LABNet: A Lightweight Attentive Beamforming Network for Ad-hoc Multichannel Microphone Invariant Real-Time Speech Enhancement
This is the official implementation of LABNet.
This work has been extended and submitted to IEEE Trans. Audio, Speech, Lang. Process.(TASLPRO), under the title “A Collaborative Neural Speech Enhancement Framework for Distributed Microphone Arrays”(under review).

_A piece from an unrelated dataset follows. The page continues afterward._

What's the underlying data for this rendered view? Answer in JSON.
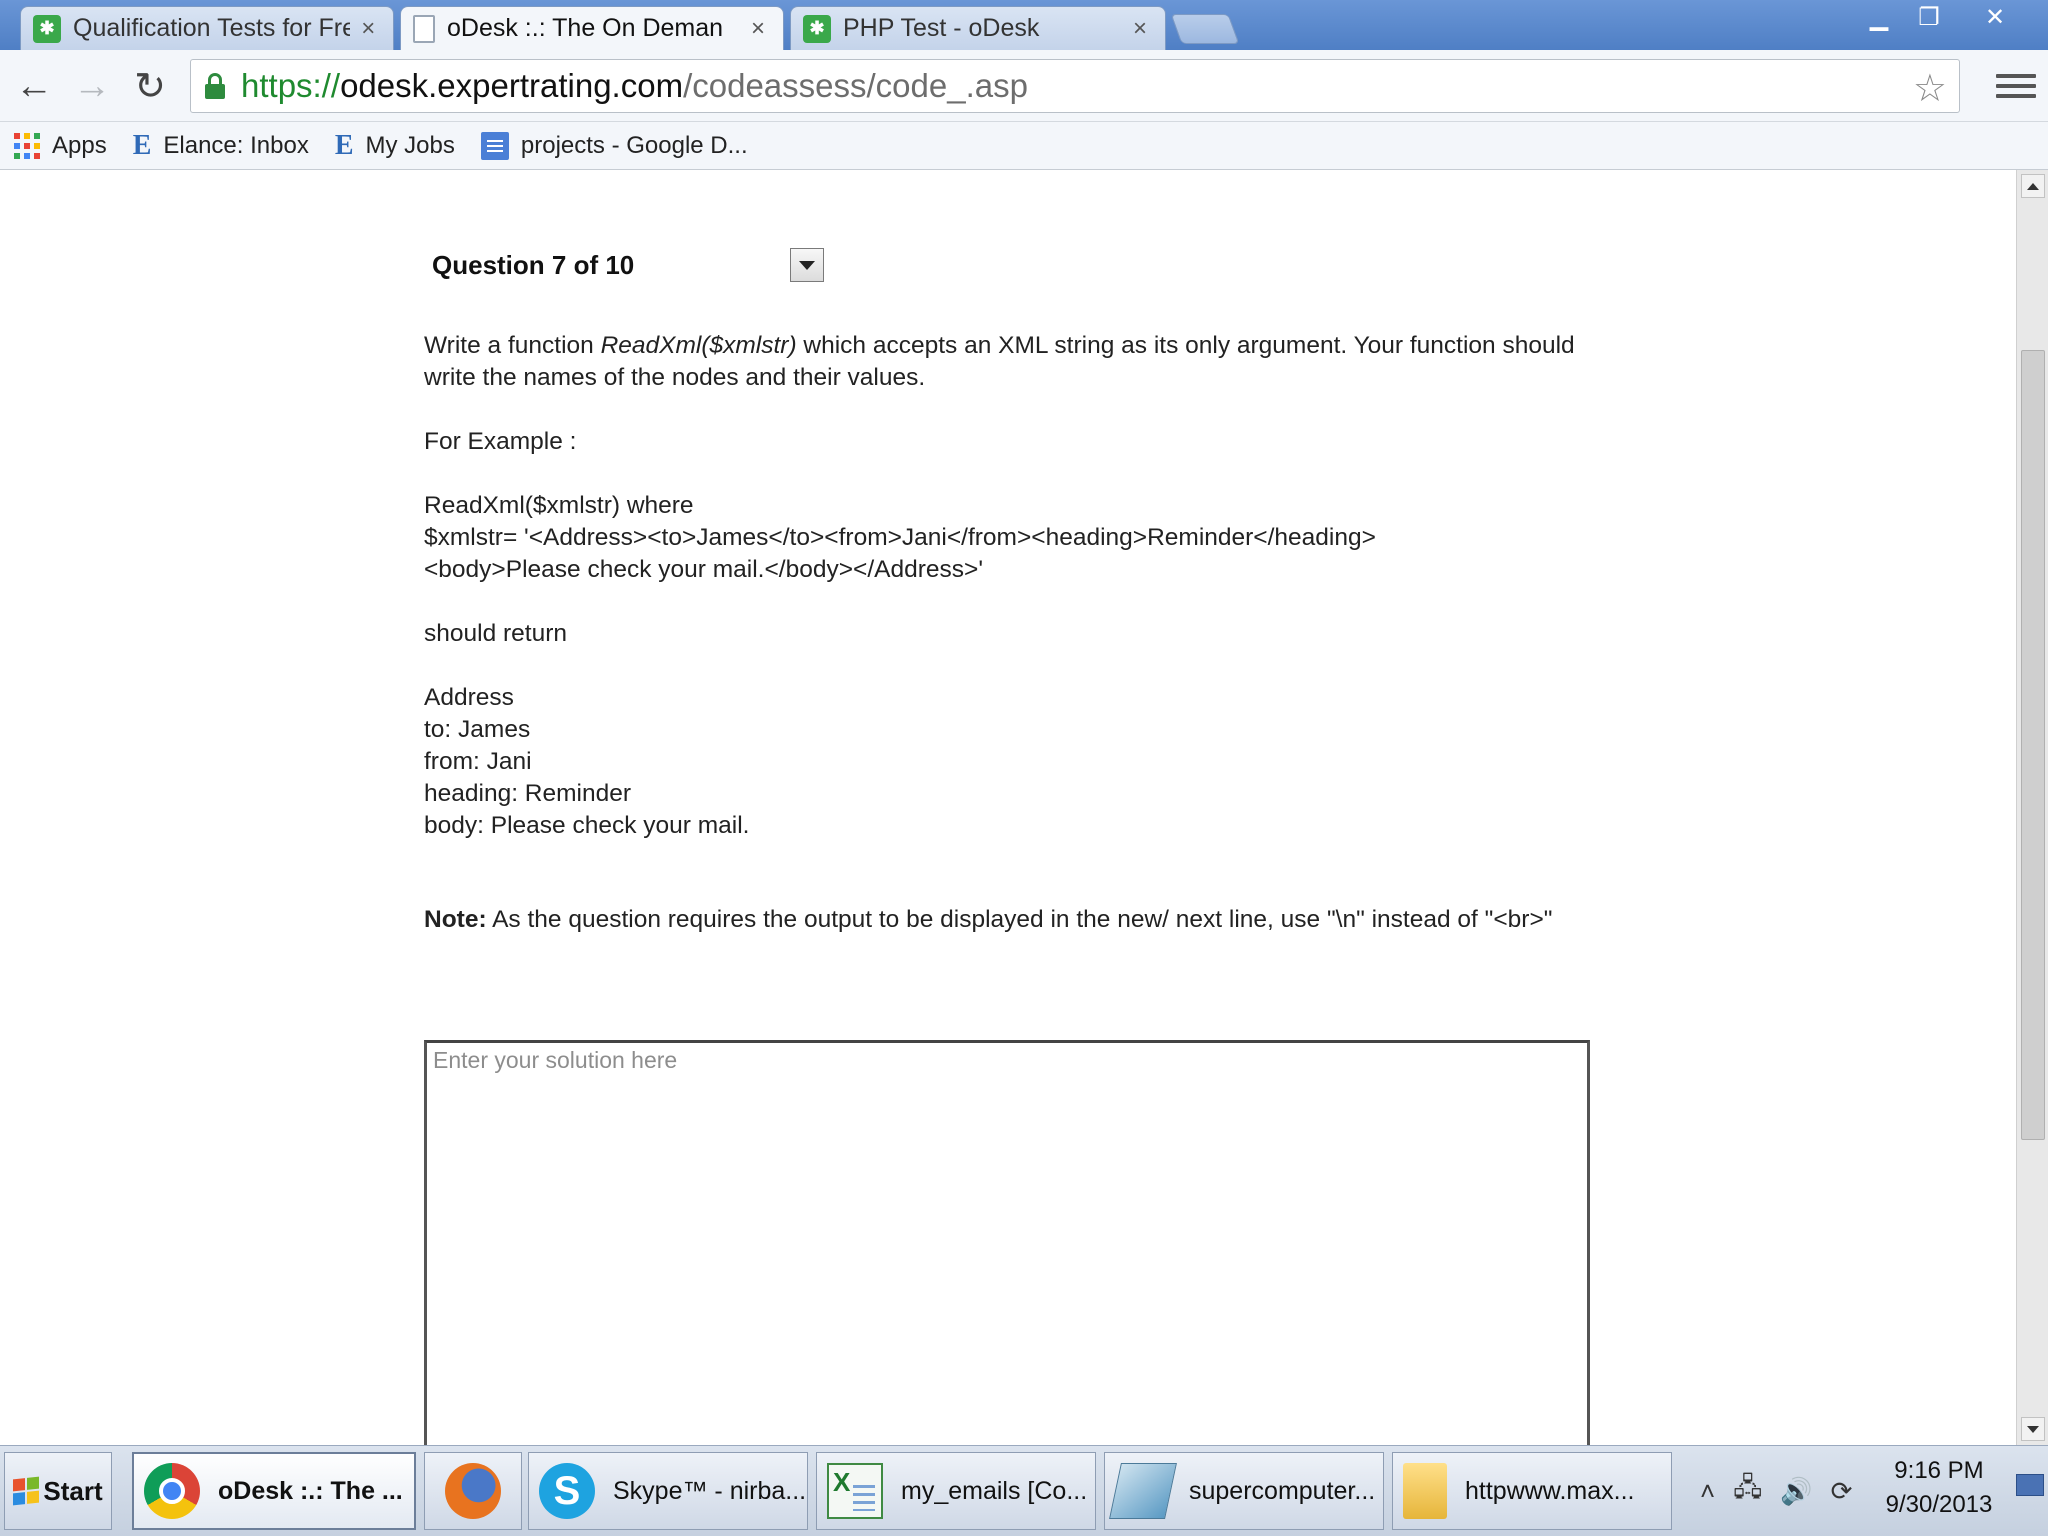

Multichannel speech enhancement (SE) aims to restore clean speech from noisy measurements by leveraging spatiotemporal signal features. In ad-hoc array conditions, microphone invariance (MI) requires systems to handle different microphone numbers and array geometries. From a practical perspective, multichannel recordings inevitably increase the computational burden for edge-device applications, highlighting the necessity of lightweight and efficient deployments. In this work, we propose a lightweight attentive beamforming network (LABNet) to integrate MI in a low-complexity real-time SE system. We design a three-stage framework for efficient intra-channel modeling and inter-channel interaction. A cross-channel attention module is developed to aggregate features from each channel selectively. Experimental results demonstrate our LABNet achieves impressive performance with ultra-light resource overhead while maintaining the MI, indicating great potential for ad-hoc array processing.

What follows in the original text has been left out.